Des marchés de près de 400 millions fractionnés
Dans ce rapport de 130 pages, il ressort aussi que des dépenses d’un montant de 385 567 799 FCFA ont été effectuées par le Vérificateur général sur la base de factures successives concernant les mêmes sociétés pour les mêmes objets. Dans ce registre, c’est le nom de Afric search, un cabinet de recrutement basé à Paris, qui est le plus souvent cité pour avoir bénéficié des marchés dépassant 120 millions Fcfa. Des dépenses jugées inopportunes par la section des comptes de la Cour suprême qui estime que la procédure réglementaire prévoyait explicitement l’intervention de la commission de recrutement.
Frais de téléphone
Il faut rappeler que malgré que le Vérificateur général bénéficie, entre autres, de primes et indemnités forfaitaires d’entretien mensuel de 400 000 Fcfa au titre de la consommation d’eau, d’électricité et de téléphone, le rapport révèle que Sidi Sosso Diarra a pris en charge sur les ressources du Bureau pour régler les frais de sa résidence privée de janvier à septembre 2008, pour un montant de 972 905 Fcfa.
En tout cas, pour la section des comptes de la Cour suprême, le Bureau du Vérificateur général ne peut se soustraire de la tenue de la comptabilité matière sous le sceau “d’autorité indépendante” et de “création récente” car il s’agit de fonds publics. C’est pourquoi, la section des comptes a recommandé le respect strict des dispositions des textes en vigueur en matière de tenue de la comptabilité matières.

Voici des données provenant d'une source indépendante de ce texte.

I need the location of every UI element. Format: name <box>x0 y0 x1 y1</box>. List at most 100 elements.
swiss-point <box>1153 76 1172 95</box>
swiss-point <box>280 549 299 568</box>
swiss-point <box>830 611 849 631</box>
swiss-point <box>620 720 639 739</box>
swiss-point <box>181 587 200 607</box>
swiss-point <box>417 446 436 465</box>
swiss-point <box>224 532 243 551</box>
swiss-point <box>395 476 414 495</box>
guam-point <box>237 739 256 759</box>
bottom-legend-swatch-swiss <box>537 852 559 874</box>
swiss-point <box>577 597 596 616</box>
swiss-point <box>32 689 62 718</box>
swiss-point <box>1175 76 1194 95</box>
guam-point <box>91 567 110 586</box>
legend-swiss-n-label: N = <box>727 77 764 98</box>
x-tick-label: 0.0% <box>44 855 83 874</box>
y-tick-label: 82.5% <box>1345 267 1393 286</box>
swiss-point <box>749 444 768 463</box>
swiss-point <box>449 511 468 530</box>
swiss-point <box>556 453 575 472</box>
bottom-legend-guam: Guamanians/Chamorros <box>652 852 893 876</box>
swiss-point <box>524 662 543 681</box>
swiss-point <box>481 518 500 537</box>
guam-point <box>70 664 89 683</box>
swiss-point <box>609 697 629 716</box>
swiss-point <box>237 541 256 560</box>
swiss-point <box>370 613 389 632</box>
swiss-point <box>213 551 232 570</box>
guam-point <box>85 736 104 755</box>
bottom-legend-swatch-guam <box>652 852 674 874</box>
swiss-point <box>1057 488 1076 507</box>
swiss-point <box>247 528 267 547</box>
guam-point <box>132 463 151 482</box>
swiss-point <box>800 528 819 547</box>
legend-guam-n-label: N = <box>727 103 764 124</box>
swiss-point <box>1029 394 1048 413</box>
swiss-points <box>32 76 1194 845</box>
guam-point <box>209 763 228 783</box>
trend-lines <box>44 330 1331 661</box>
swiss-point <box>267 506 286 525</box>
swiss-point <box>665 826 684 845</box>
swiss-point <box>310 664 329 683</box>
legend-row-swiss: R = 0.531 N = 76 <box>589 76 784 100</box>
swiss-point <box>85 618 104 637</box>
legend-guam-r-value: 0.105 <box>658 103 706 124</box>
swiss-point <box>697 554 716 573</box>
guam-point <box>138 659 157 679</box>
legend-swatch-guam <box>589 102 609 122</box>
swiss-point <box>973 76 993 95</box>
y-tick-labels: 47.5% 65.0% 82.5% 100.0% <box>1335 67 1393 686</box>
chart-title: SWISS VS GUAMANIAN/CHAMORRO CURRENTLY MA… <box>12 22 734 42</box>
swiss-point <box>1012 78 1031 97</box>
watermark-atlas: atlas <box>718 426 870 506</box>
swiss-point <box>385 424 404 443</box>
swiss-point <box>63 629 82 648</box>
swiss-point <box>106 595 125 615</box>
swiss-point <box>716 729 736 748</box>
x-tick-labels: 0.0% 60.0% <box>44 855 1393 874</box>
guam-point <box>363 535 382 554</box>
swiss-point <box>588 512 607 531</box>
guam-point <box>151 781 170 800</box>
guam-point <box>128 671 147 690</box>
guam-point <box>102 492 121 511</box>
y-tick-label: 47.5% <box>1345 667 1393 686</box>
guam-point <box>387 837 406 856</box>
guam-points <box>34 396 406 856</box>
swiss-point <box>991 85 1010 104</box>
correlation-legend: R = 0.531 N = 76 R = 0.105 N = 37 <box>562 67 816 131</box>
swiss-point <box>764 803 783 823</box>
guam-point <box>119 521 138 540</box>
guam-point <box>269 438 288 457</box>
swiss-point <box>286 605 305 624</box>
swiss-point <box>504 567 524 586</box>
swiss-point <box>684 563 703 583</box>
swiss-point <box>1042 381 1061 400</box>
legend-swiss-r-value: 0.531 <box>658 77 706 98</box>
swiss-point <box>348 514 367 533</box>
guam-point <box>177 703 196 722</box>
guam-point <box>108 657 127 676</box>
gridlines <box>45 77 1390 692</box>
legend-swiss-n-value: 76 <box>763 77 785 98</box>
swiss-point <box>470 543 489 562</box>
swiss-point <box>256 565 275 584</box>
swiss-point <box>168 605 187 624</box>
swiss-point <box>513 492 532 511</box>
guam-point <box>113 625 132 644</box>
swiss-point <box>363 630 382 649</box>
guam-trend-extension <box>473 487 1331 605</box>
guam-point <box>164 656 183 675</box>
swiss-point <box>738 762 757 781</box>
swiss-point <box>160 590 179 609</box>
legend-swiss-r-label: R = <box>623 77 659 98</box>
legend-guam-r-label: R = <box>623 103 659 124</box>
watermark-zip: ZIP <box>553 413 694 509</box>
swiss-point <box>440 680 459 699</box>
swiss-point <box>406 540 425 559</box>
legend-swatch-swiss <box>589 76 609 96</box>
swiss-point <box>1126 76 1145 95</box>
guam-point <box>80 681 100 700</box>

Il faut rappeler que la section des comptes de la Cour suprême est la juridiction des comptes et la juridiction supérieure de contrôle des finances publiques. A cet égard, elle est compétente pour juger les comptes des comptables publics de l’Etat, des collectivités territoriales, des entreprises publiques à caractère administratif. Ce n’est pas tout. Elle vérifie la gestion financière des agents de l’ordre administratif chargé de l’exécution du budget national et des autres budgets. La Cour contrôle aussi les comptes de matière des comptables publics et examine la gestion financière et comptable des organismes dotés de la personnalité civile et de l’autonomie financière. Et dans lesquels, l’Etat ou les autres collectivités publiques ont un intérêt financier. Ce troisième rapport, élaboré en 2014 sous la conduite du président de la section des comptes de la Cour suprême, Kloussama Goïta, sous la supervision du président de la Cour suprême, Nouhoum Tapily, intervient après ceux de 2012 et 2013.